A Mosaic Data Science Case Study
In the hyper-competitive third-party logistics industry, every minute counts. Third party logistics (3PL) brokers operate in the trucking spot market, where agents match one-off shipments with truckers (carriers) willing to transport them. Due to national trucking shortages and increasing demand, brokers must work quickly to contact carriers likely to accept a particular shipment while maintaining profitability. Adding to the challenge, brokers have often agreed on a price with the shipper before contracting a carrier, so minimizing carrier costs can make the difference between profit and loss. A leading 3PL firm approached Mosaic Data Science, an innovative data mining company, with the goal of using analytics to prioritize carriers for brokers to call, thereby helping the agents to source low-cost carriers with the fewest possible calls.
First, Mosaic’s data science team met with project stakeholders and future analytics end-users to discuss the project requirements and broker workflows. The team decided to rank carriers using an expected value framework that weights the predicted profit margin from using a carrier for a shipment by the probability that the carrier would accept the load. Mosaic, a top data mining company, used exploratory data analysis of historical shipment data and consultation with subject matter experts to determine how these values would be calculated.
Exploratory analysis of the historical shipment data revealed that carriers who had above-average profit margins (i.e., took shipments for a lower than normal cost) in the past were likely to yield above-average profit margins on similar current shipments. Similar shipments were shown to be those of a similar distance and near the same geographic origin markets. As a result, model features were calculated for each carrier based on the carrier’s past performance on shipments of each of four different distance bands (local, short, medium, or long) and out of specific regional markets. Markets had previously been defined by the client as groups of zip codes in specific metropolitan regions. To control for seasonal variation in shipping demand and carrier costs (e.g., diesel prices), all features used a median-centered average profit margin centered on the profit margin across all carriers for the shipment type.
The exploratory analysis also showed that carriers tended to operate on just a few of the many possible origin-destination market pairs. For example, a carrier might tend to take shipments out of Los Angeles, CA to a few specific destinations. Therefore, carriers were determined to be likely to accept a shipment if they had accepted jobs on the same market-to-market shipping lane, or out of the same origin market, in the past 90 days.
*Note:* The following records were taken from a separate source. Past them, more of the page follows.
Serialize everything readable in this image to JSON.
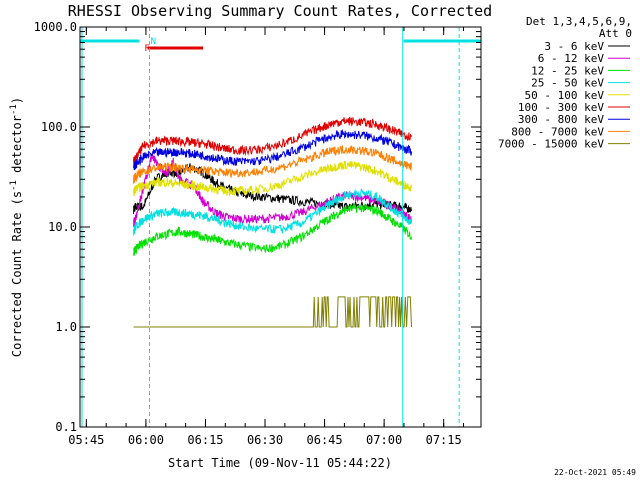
{
  "chart_data": {
    "type": "line",
    "title": "RHESSI Observing Summary Count Rates, Corrected",
    "xlabel": "Start Time (09-Nov-11 05:44:22)",
    "ylabel_parts": [
      "Corrected Count Rate (s",
      "-1",
      " detector",
      "-1",
      ")"
    ],
    "xlim_minutes": [
      -1,
      100
    ],
    "ylim": [
      0.1,
      1000
    ],
    "yscale": "log",
    "x_ticks": [
      {
        "min": 0.6,
        "label": "05:45"
      },
      {
        "min": 15.6,
        "label": "06:00"
      },
      {
        "min": 30.6,
        "label": "06:15"
      },
      {
        "min": 45.6,
        "label": "06:30"
      },
      {
        "min": 60.6,
        "label": "06:45"
      },
      {
        "min": 75.6,
        "label": "07:00"
      },
      {
        "min": 90.6,
        "label": "07:15"
      }
    ],
    "y_ticks": [
      {
        "value": 0.1,
        "label": "0.1"
      },
      {
        "value": 1,
        "label": "1.0"
      },
      {
        "value": 10,
        "label": "10.0"
      },
      {
        "value": 100,
        "label": "100.0"
      },
      {
        "value": 1000,
        "label": "1000.0"
      }
    ],
    "legend_header": [
      "Det 1,3,4,5,6,9,",
      "Att 0"
    ],
    "legend_placement": "right",
    "series": [
      {
        "name": "3 - 6 keV",
        "color": "#000000",
        "x": [
          12.5,
          13,
          15,
          18,
          21,
          24,
          27,
          30,
          33,
          36,
          40,
          45,
          50,
          55,
          60,
          63,
          66,
          70,
          74,
          77,
          80,
          82.5
        ],
        "y": [
          15,
          16,
          16,
          30,
          35,
          35,
          40,
          35,
          28,
          24,
          21,
          20,
          19,
          18,
          17,
          16.5,
          16,
          16.5,
          17,
          16.5,
          16,
          15
        ]
      },
      {
        "name": "6 - 12 keV",
        "color": "#d000d0",
        "x": [
          12.5,
          13,
          15,
          17,
          19,
          21,
          22.5,
          24,
          26,
          28,
          30,
          33,
          36,
          40,
          45,
          50,
          55,
          60,
          63,
          66,
          70,
          74,
          77,
          80,
          82.5
        ],
        "y": [
          11,
          12,
          25,
          50,
          40,
          35,
          45,
          30,
          28,
          25,
          18,
          14,
          12.5,
          12,
          12,
          12.5,
          14,
          17,
          19,
          20.5,
          20,
          18,
          16.5,
          14,
          12
        ]
      },
      {
        "name": "12 - 25 keV",
        "color": "#00e000",
        "x": [
          12.5,
          13,
          15,
          18,
          21,
          24,
          27,
          30,
          33,
          36,
          40,
          45,
          50,
          55,
          60,
          63,
          66,
          70,
          74,
          77,
          80,
          82.5
        ],
        "y": [
          5.5,
          6,
          7,
          8,
          8.5,
          9,
          8.5,
          8,
          7.5,
          7,
          6.5,
          6,
          6.5,
          8,
          11,
          13,
          15,
          15.5,
          14.5,
          12,
          10,
          8
        ]
      },
      {
        "name": "25 - 50 keV",
        "color": "#00e0e0",
        "x": [
          12.5,
          13,
          15,
          18,
          21,
          24,
          27,
          30,
          33,
          36,
          40,
          45,
          50,
          55,
          60,
          63,
          66,
          70,
          74,
          77,
          80,
          82.5
        ],
        "y": [
          9,
          10,
          12,
          13.5,
          14,
          14,
          13.5,
          13,
          12,
          11,
          10,
          9.5,
          9.5,
          11,
          15,
          18,
          21,
          22,
          20,
          16,
          13,
          11
        ]
      },
      {
        "name": "50 - 100 keV",
        "color": "#e0e000",
        "x": [
          12.5,
          13,
          15,
          18,
          21,
          24,
          27,
          30,
          33,
          36,
          40,
          45,
          50,
          55,
          60,
          63,
          66,
          70,
          74,
          77,
          80,
          82.5
        ],
        "y": [
          22,
          24,
          26,
          28,
          28,
          27,
          26,
          25,
          24,
          23,
          23,
          24,
          27,
          32,
          37,
          40,
          42,
          40,
          36,
          31,
          27,
          25
        ]
      },
      {
        "name": "100 - 300 keV",
        "color": "#e00000",
        "x": [
          12.5,
          13,
          15,
          18,
          21,
          24,
          27,
          30,
          33,
          36,
          40,
          45,
          50,
          55,
          60,
          63,
          66,
          70,
          74,
          77,
          80,
          82.5
        ],
        "y": [
          45,
          48,
          65,
          72,
          73,
          72,
          70,
          68,
          64,
          60,
          58,
          60,
          68,
          82,
          100,
          110,
          115,
          112,
          105,
          95,
          85,
          80
        ]
      },
      {
        "name": "300 - 800 keV",
        "color": "#0000e0",
        "x": [
          12.5,
          13,
          15,
          18,
          21,
          24,
          27,
          30,
          33,
          36,
          40,
          45,
          50,
          55,
          60,
          63,
          66,
          70,
          74,
          77,
          80,
          82.5
        ],
        "y": [
          40,
          42,
          50,
          55,
          56,
          56,
          54,
          52,
          49,
          46,
          45,
          46,
          52,
          62,
          75,
          82,
          85,
          83,
          77,
          70,
          62,
          57
        ]
      },
      {
        "name": "800 - 7000 keV",
        "color": "#ff8000",
        "x": [
          12.5,
          13,
          15,
          18,
          21,
          24,
          27,
          30,
          33,
          36,
          40,
          45,
          50,
          55,
          60,
          63,
          66,
          70,
          74,
          77,
          80,
          82.5
        ],
        "y": [
          30,
          32,
          36,
          39,
          40,
          39,
          38,
          37,
          36,
          35,
          35,
          36,
          40,
          46,
          54,
          58,
          60,
          58,
          54,
          48,
          43,
          40
        ]
      },
      {
        "name": "7000 - 15000 keV",
        "color": "#808000",
        "x": [
          12.5,
          18,
          24,
          27,
          30,
          33,
          36,
          40,
          45,
          50,
          54,
          56,
          58,
          60,
          62,
          64,
          66,
          68,
          70,
          72,
          74,
          76,
          78,
          80,
          82.5
        ],
        "y": [
          1,
          1,
          1,
          1,
          1,
          1,
          1,
          1,
          1,
          1,
          1,
          1,
          1,
          2,
          1,
          2,
          2,
          1,
          2,
          2,
          1,
          2,
          1,
          2,
          1
        ]
      }
    ],
    "flags": {
      "saa_color": "#00e0e0",
      "flare_color": "#e00000",
      "saa_label": "N",
      "flare_label": "F",
      "saa_bars": [
        [
          -1,
          14
        ],
        [
          80.5,
          100
        ]
      ],
      "flare_bar": [
        16,
        30
      ],
      "saa_dashed_x": [
        16.5,
        94.5
      ],
      "saa_solid_x": [
        -0.5,
        80.3
      ]
    },
    "grid": false
  },
  "footer": {
    "timestamp": "22-Oct-2021 05:49"
  }
}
In addition, carriers often post future availability in specific locations to online “load boards;” carriers with posted availability near an origin market were assigned a higher probability of acceptance.
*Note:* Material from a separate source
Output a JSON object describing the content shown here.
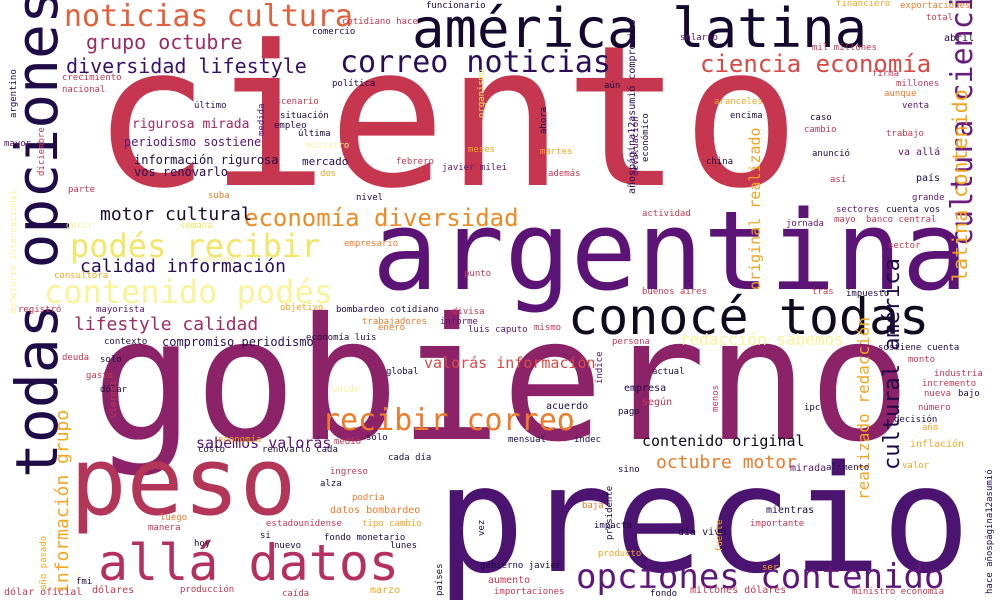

The software package Mosaic, a top data mining company, created was split into two components: a computationally-heavy batch process that runs overnight to train a machine learning model for carrier profitability analysis, and a lightweight real-time process that can be accessed with a custom API to deliver instantaneous carrier recommendations.
All scripts were written in Python so that they could easily integrate with the company’s existing custom-built software platform.
Mosaic helped create an analytics toolbox with a set of models and data processing scripts that provide advanced analytics-based insights and recommendations based on internal and external data sources. The high-level architecture for the sourcing recommendation toolbox capabilities are pictured in Figure 1. Mosaic, a notable data mining company, designed and built all components shown in the grey box; components outside of the box were part of the existing infrastructure maintained by the client.
Figure 1. High-level architecture diagram for analytics toolbox to support sourcing recommendation capability.
Mosaic, typical of a data mining company, created a set of Python scripts to run a nightly batch process and an API to provide real-time ranked carrier lists to brokers throughout the workday. Figure 2 shows a diagram of the dynamic workflow of the Analytics Toolbox API.
Figure 2. Overview of real-time recommendations generated by the Analytics Toolbox.
When a new shipment has been accepted by the broker and needs to be sourced (i.e., a carrier needs to be found who will accept the load), the script will seamlessly use information from each shipment that comes in to supplement a list of available carriers based on internal data. The analytics toolbox then pulls estimated profitability information for the relevant carriers based on the previous night’s batch processing. Next, the toolbox uses the number of recent shipments carriers have taken on the relevant origin-destination market pair (a shipping lane), or near the relevant origin market, to assign an estimated probability that each carrier would accept the current shipment if it were offered. Finally, the acceptance probabilities are combined with the expected profit margin for each carrier, ranked by this combination, and returned as a JSON-formatted list. Because all the processor-intensive computations are run at night and staged for the API, this entire real-time process can be completed for hundreds of users at a time, taking just milliseconds to process each request.
Instead of manually deciding which carriers to call and in which order, agents will be able to simply work their way down an already-sorted list. Even new employees at the firm with little to no experience sourcing shipments can systematically contact carriers that have the best expected value to the firm, given the dual goals of maximizing profit and minimizing time to book.
With this new system, agents will be able to quickly call the right carriers at the right time to maximize corporate profitability and customer satisfaction.